Modern and Contemporary Art
Live Virtual Auction, 28 March 2023
Evening Sale
Incl. Buyer's Premium & VAT
About this Item
signed and dated 1936
Notes
Irma Stern produced a number of compelling flower paintings using gouache in the 1930s. These works are distinguished by the softness of their palette and overall restrained mood. Stern was a dab hand with gouache, an opaque watercolour medium, having used it to create the lyrical images appearing in her autobiographical Paradise journal (1919–24). Her earliest South African exhibition from 1922 included 33 examples of her watercolours. Later in the same decade Stern started to use gouache more consistently, alongside charcoal, to describe the people and landscapes she encountered while travelling across Southern Africa.
Gouache, while essentially a notational medium for Stern, requires great aptitude for colour. This lot showcases Stern’s remarkable handling of colour, both as material to create an image and means to dialogue with art history. The subject of this still life is one of the many fruit-bearing Rosaceae trees common across the Western Cape. The cut stems with vivid white blooms are shown held in a mustard pot that has been set on a circular wicker tray. Stern’s assured detailing on the pot with precise vertical bands of colour and criss-cross markings for the tray contrasts with the energetic whorls of pink and dirty clouds of white that encompass the flower arrangement.

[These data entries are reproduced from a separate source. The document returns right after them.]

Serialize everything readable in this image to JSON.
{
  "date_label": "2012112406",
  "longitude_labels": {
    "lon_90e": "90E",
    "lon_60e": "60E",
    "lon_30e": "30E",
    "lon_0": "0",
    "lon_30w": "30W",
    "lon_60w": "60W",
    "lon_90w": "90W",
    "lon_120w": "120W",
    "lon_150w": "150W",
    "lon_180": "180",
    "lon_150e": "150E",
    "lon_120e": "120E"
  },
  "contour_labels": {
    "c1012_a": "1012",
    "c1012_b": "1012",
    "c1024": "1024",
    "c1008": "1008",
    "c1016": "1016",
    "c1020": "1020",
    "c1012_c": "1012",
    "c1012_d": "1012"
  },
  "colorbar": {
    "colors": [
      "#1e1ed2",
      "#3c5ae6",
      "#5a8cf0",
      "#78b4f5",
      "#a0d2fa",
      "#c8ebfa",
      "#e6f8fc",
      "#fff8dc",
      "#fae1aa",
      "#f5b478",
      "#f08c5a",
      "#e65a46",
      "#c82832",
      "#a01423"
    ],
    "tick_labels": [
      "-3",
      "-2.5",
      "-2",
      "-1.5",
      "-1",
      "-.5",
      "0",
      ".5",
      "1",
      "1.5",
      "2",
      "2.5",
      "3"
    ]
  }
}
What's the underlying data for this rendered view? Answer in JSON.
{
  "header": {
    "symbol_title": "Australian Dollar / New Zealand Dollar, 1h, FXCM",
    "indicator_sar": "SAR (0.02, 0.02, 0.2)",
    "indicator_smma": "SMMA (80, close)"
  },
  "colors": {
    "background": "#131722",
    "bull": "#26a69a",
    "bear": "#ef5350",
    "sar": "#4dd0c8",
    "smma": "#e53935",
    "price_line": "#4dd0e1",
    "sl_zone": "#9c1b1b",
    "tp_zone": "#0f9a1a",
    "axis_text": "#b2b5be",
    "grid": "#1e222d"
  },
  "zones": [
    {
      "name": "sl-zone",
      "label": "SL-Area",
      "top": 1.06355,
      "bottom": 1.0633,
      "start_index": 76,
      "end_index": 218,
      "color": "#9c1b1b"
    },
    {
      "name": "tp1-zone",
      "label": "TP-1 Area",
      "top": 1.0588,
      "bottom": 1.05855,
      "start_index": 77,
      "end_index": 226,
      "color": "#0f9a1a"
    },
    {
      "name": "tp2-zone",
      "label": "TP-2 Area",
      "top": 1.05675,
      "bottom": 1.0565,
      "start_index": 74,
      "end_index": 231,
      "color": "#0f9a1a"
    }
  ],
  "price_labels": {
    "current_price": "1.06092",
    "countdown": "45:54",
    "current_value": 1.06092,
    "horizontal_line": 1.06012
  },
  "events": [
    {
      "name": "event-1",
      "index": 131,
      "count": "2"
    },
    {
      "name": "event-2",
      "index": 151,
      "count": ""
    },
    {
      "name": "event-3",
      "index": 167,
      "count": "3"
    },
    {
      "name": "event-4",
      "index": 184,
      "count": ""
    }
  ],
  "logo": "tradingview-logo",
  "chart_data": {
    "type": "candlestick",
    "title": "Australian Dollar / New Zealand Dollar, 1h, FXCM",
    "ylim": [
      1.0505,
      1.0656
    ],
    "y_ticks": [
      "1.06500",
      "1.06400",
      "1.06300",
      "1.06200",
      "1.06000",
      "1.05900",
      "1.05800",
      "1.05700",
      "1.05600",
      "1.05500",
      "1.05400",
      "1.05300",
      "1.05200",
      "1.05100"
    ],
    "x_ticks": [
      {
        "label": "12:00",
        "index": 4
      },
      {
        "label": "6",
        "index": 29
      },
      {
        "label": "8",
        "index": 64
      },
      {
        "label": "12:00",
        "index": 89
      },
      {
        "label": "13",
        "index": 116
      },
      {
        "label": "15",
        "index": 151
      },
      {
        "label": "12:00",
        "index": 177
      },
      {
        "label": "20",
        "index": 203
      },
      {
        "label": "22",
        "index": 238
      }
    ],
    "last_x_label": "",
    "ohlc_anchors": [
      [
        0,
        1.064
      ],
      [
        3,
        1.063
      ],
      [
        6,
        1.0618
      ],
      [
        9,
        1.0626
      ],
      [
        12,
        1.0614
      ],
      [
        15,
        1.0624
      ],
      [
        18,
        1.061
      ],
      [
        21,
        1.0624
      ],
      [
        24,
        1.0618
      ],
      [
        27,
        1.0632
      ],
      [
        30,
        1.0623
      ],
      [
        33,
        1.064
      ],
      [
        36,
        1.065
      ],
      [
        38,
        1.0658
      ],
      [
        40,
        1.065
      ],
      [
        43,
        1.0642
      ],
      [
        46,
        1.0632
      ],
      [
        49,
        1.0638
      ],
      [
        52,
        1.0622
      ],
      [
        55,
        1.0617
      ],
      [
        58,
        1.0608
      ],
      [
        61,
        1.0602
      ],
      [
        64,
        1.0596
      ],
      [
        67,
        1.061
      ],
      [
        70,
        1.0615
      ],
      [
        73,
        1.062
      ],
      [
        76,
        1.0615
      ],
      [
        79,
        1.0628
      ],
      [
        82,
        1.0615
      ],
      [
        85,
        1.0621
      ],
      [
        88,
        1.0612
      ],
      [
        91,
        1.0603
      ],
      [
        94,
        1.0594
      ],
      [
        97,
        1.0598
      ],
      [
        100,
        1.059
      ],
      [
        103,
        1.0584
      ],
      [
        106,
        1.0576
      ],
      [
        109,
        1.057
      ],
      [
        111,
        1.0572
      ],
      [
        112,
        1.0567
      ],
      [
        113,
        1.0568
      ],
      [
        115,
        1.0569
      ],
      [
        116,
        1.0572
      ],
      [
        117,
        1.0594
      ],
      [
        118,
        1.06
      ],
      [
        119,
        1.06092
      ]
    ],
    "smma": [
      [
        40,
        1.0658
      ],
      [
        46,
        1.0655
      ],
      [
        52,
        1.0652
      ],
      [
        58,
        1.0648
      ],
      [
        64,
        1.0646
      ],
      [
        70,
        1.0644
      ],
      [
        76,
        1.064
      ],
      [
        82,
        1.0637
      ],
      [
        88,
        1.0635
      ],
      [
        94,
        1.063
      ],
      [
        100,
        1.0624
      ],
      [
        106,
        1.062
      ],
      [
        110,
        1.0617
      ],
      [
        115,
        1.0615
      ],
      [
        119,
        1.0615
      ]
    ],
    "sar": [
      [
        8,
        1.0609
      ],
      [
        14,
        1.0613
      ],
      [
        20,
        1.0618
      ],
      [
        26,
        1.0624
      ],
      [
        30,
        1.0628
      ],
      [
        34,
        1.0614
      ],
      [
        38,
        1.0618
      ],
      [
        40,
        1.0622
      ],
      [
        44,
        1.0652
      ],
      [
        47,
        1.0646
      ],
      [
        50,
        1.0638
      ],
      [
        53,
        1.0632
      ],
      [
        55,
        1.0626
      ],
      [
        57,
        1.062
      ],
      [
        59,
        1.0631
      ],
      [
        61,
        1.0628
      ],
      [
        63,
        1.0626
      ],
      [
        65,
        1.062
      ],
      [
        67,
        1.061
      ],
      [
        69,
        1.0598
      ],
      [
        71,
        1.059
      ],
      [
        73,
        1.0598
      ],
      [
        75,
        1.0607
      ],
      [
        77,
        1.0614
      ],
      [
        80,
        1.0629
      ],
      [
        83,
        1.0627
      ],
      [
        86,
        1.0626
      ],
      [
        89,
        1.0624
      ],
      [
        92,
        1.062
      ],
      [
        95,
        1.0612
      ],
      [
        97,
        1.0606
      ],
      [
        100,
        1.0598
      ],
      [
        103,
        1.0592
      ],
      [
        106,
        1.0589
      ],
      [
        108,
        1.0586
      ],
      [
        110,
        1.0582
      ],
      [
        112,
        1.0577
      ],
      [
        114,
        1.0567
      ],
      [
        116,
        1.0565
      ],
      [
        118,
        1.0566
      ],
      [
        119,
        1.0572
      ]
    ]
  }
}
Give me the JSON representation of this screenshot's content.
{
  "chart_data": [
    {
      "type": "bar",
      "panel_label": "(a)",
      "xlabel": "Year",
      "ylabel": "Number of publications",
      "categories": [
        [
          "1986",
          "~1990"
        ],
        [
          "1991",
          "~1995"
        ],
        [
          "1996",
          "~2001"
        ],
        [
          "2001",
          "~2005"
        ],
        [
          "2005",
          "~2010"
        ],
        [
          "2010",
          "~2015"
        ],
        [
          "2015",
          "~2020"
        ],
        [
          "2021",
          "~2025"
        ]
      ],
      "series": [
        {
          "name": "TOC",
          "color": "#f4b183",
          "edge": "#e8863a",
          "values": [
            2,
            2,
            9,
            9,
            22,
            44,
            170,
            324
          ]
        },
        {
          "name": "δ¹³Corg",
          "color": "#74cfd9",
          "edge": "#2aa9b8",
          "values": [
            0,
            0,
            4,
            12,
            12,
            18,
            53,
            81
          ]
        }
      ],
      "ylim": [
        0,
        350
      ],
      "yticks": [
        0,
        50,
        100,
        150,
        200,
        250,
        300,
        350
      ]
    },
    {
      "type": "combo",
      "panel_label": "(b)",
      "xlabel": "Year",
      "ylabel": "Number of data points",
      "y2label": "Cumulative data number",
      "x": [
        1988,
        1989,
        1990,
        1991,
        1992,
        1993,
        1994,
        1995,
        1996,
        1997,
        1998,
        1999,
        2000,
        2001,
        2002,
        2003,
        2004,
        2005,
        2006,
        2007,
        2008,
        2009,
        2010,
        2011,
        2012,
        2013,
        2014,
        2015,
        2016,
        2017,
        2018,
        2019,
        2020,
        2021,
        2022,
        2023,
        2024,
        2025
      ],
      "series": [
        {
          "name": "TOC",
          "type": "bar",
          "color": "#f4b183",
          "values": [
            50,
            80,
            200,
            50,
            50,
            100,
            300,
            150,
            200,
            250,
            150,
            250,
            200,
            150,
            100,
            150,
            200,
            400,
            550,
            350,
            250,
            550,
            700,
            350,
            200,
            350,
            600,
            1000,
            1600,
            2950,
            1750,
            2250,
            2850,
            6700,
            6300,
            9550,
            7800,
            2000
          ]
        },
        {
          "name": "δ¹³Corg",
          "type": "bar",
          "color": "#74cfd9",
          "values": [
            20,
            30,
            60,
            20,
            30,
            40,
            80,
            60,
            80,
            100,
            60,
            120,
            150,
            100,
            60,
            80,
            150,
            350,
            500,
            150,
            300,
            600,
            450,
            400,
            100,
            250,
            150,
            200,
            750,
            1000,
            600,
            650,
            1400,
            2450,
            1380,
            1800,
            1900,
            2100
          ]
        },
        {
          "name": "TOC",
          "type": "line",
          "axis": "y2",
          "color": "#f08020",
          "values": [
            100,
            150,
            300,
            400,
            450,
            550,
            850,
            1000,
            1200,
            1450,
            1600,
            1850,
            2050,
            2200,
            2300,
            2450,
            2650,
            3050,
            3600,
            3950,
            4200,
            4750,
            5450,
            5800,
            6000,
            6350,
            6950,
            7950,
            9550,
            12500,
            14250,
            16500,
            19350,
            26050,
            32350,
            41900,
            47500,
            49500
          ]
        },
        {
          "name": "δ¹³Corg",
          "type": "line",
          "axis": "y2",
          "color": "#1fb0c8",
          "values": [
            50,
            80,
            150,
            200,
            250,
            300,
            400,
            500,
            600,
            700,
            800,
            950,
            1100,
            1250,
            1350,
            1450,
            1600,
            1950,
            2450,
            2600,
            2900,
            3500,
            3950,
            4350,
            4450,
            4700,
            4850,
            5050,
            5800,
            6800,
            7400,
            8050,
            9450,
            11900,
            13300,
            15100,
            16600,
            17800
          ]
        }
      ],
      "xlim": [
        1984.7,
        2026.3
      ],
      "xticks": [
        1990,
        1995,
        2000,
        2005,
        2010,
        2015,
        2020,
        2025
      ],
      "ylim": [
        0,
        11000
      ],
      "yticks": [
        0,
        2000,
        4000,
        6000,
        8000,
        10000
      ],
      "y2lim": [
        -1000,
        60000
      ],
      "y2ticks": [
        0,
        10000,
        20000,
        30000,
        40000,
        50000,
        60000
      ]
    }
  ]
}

While compositionally related to the austere still lifes of Camille Pissarro from the 1870s and suite of blossoming almond branches by Van Gogh from the subsequent decade, the restrained detailing of the flower-bearing stems also invokes the classical Chinese tradition of painting plum blossoms. A winterblooming flower, the plum blossom is regarded as a signifier of resilience in China. Stern, an avid museumgoer during her European travels, voracious reader and collector of classical Chinese artefacts, would have been aware of all these sublimated references.